September 30, 2004
Le plus ca change...
More Expos news than you can shake a stick at today, so let's get to it:
- The Washington Post reports that once D.C.'s stadium bonds are retired (D.C. Mayor Anthony Williams' office hopes this could be in as little as 20 years), the ballpark taxes would be rescinded, but the team would continue to pay its $5.5 million a year rent. According to my back-of-the-envelope (okay, I actually used an online present value calculator) calculations, this could be worth maybe another $15-20 million in present value, but not nearly enough to tip the balance of the overwhelmingly generous stadium deal that I reported on Tuesday.
- Speaking of generosity, the Post also quotes a source at last week's baseball executive council meetings as saying, "People were amazed that the District had done the deal that they did." Post writer Peter Whoriskey speculates that D.C. could have cut a much better deal for taxpayers, had they noticed that Virginia's competing bid was falling apart. It's not like it was exactly a secret.
- In the midst of an excellent analysis of D.C.'s sweetheart deal with MLB (and no, not just excellent because he quotes me), ESPN.com's Darren Rovell reveals that at least one sports marketing expert believes the team "can easily get $100 million for 25 years" in a naming-rights contract. That would knock another $1.5 million a year off the team's costs, or about $20 million in present value - nicely balancing out those future rent payments noted above.
- Derek Zumsteg of Baseball Prospectus (no registration/subscription required for this one) notes that MLB's reported annual-revenue guarantee to Baltimore Orioles owner Peter Angelos is "easily the worst deal MLB has made with anyone, ever":
You can field a bad team (or the A's) for $40 million dollars. If you run a lean, mean organization, you can run your team's operations on another $40 million. Eighty million in expenses with $150 million in guaranteed revenues leaves $70 million a year in guaranteed profit.
Teams have been destroyed for far less, run into the ground for the tiny guaranteed profits that baseball's misguided revenue sharing offered. Imagine what could happen with this sort of motherlode.
Zumsteg foresees years of lawsuits, and ultimately an MLB buyout of the clause, either of which sounds like a pretty good bet. - Bob "Nostradamus" Nightengale of Baseball Weekly reports that Angelos' compensation package will actually be "a sliding scale based on any decrease in attedance." But then, Nightengale has never been right about anything before.

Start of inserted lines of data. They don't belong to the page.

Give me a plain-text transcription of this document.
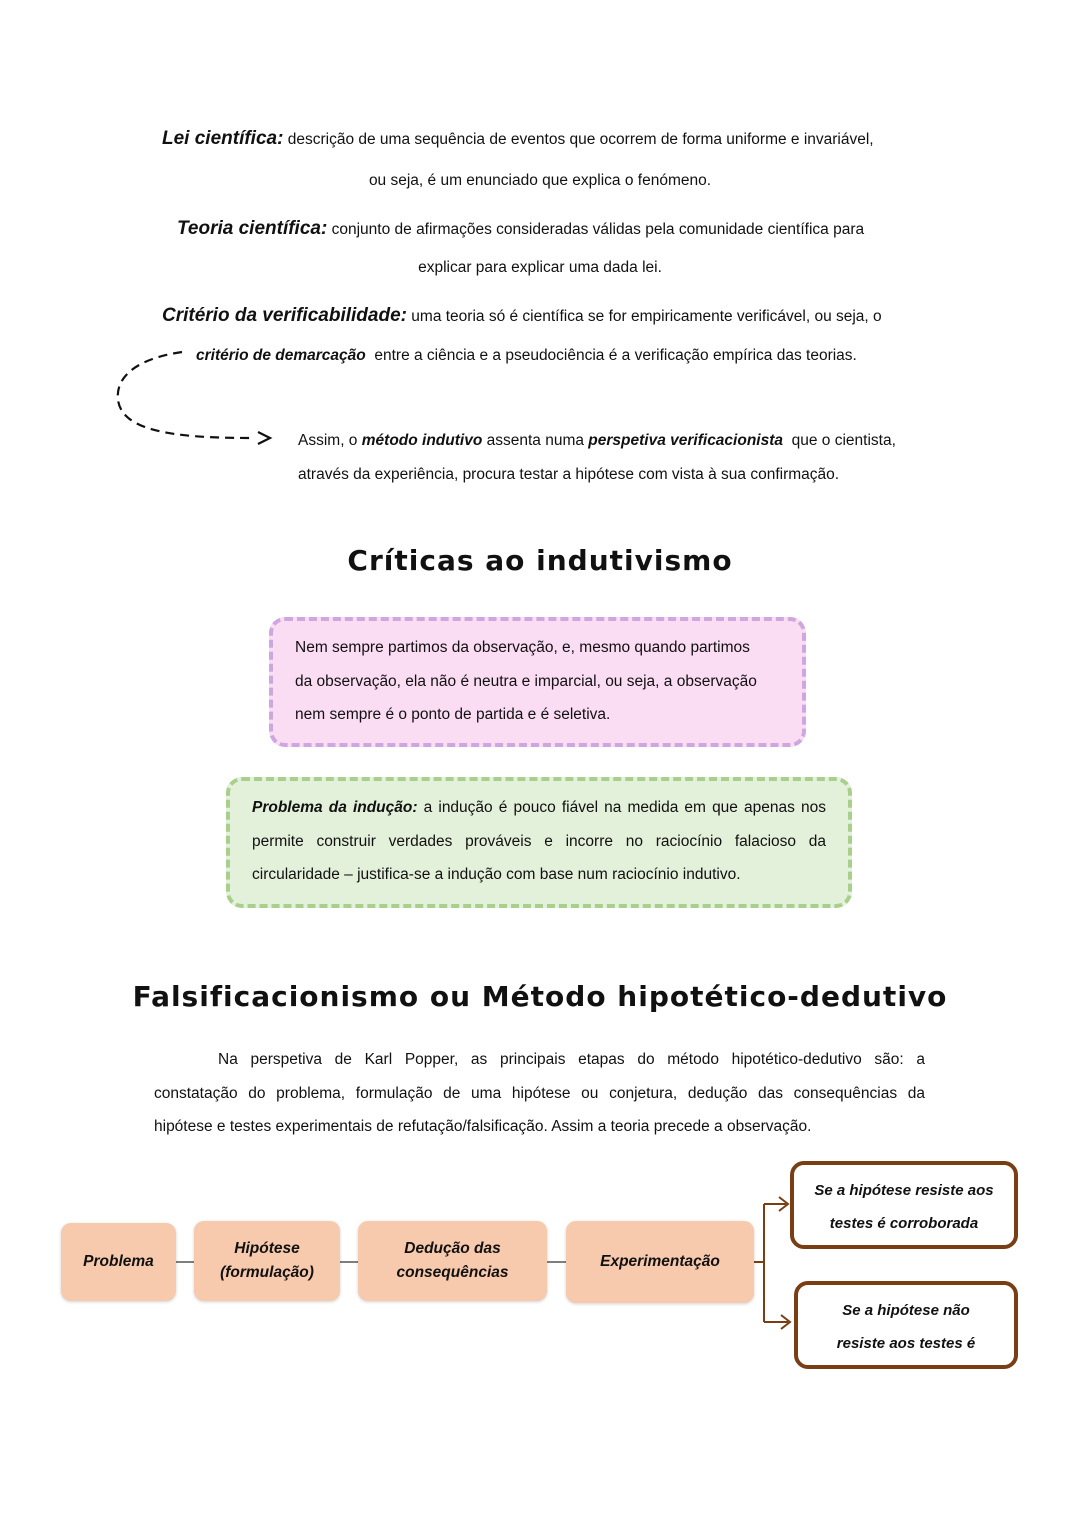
Lei científica: descrição de uma sequência de eventos que ocorrem de forma uniforme e invariável,
ou seja, é um enunciado que explica o fenómeno.
Teoria científica: conjunto de afirmações consideradas válidas pela comunidade científica para
explicar para explicar uma dada lei.
Critério da verificabilidade: uma teoria só é científica se for empiricamente verificável, ou seja, o
critério de demarcação entre a ciência e a pseudociência é a verificação empírica das teorias.
Assim, o método indutivo assenta numa perspetiva verificacionista que o cientista,
através da experiência, procura testar a hipótese com vista à sua confirmação.
Críticas ao indutivismo
Nem sempre partimos da observação, e, mesmo quando partimos
da observação, ela não é neutra e imparcial, ou seja, a observação
nem sempre é o ponto de partida e é seletiva.
Problema da indução: a indução é pouco fiável na medida em que apenas nos
permite construir verdades prováveis e incorre no raciocínio falacioso da
circularidade – justifica-se a indução com base num raciocínio indutivo.
Falsificacionismo ou Método hipotético-dedutivo
Na perspetiva de Karl Popper, as principais etapas do método hipotético-dedutivo são: a
constatação do problema, formulação de uma hipótese ou conjetura, dedução das consequências da
hipótese e testes experimentais de refutação/falsificação. Assim a teoria precede a observação.
Problema
Hipótese
(formulação)
Dedução das
consequências
Experimentação
Se a hipótese resiste aos
testes é corroborada
Se a hipótese não
resiste aos testes é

- Jayson Stark of ESPN.com reports informed sources as saying "MLB could be stuck with this club anywhere from another six months to (better grab the smelling salts) two years." At best, if the D.C. city council passes a stadium bill quickly and then MLB picks a new owner shortly after that, the Expos could be in new hands by next spring - way too late to sign any free agents to improve this year's pathetic squad. Or, for that matter, to sell any tickets: "There's not one person working on selling a baseball ticket right now," one sports exec told Stark. "There's not one person working on selling a suite, or a marketing deal, or a sponsorship. And there's already too little time to do all of that right."

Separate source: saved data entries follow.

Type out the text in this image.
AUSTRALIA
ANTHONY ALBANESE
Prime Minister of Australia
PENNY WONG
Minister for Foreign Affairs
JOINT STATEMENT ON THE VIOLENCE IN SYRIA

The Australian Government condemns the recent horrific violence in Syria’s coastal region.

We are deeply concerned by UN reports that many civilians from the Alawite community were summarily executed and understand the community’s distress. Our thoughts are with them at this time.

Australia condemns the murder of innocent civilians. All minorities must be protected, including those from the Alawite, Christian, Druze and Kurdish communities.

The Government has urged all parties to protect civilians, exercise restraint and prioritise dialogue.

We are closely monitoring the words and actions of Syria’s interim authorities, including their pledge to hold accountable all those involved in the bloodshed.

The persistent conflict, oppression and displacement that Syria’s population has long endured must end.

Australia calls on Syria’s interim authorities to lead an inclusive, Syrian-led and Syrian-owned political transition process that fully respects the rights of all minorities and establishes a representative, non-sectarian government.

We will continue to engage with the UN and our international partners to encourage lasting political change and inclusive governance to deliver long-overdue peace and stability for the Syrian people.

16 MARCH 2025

- Stark further notes that the pending Expos move is a good news/bad news scenario for those baseball boosters in San Jose, quoting another unnamed exec: "The precedent is now in place. So if they'll do it for one team, they have to do it for everyone. This doesn't make it impossible [to move a team into another club's neighborhood]. It just makes it really expensive."
- As for what the D.C. team will be called, a third incarnation of the Washington Senators looks unlikely, both since the mayor hates it and since the Texas Rangers took the rights to the name with them when they skipped town in 1972. A petition is being circulated to call the team the Washington Grays, after the Homestead Grays, an old Negro League team that played some home games in the District; Mayor Williams supports this name as well. The Toronto Star, however, says that "the team will likely keep the name Expos until new owners take over." The Washington Expos? What's next, the Utah Jazz?
- And finally, to answer the question that I'm sure all of you are really wondering: Youppi lives!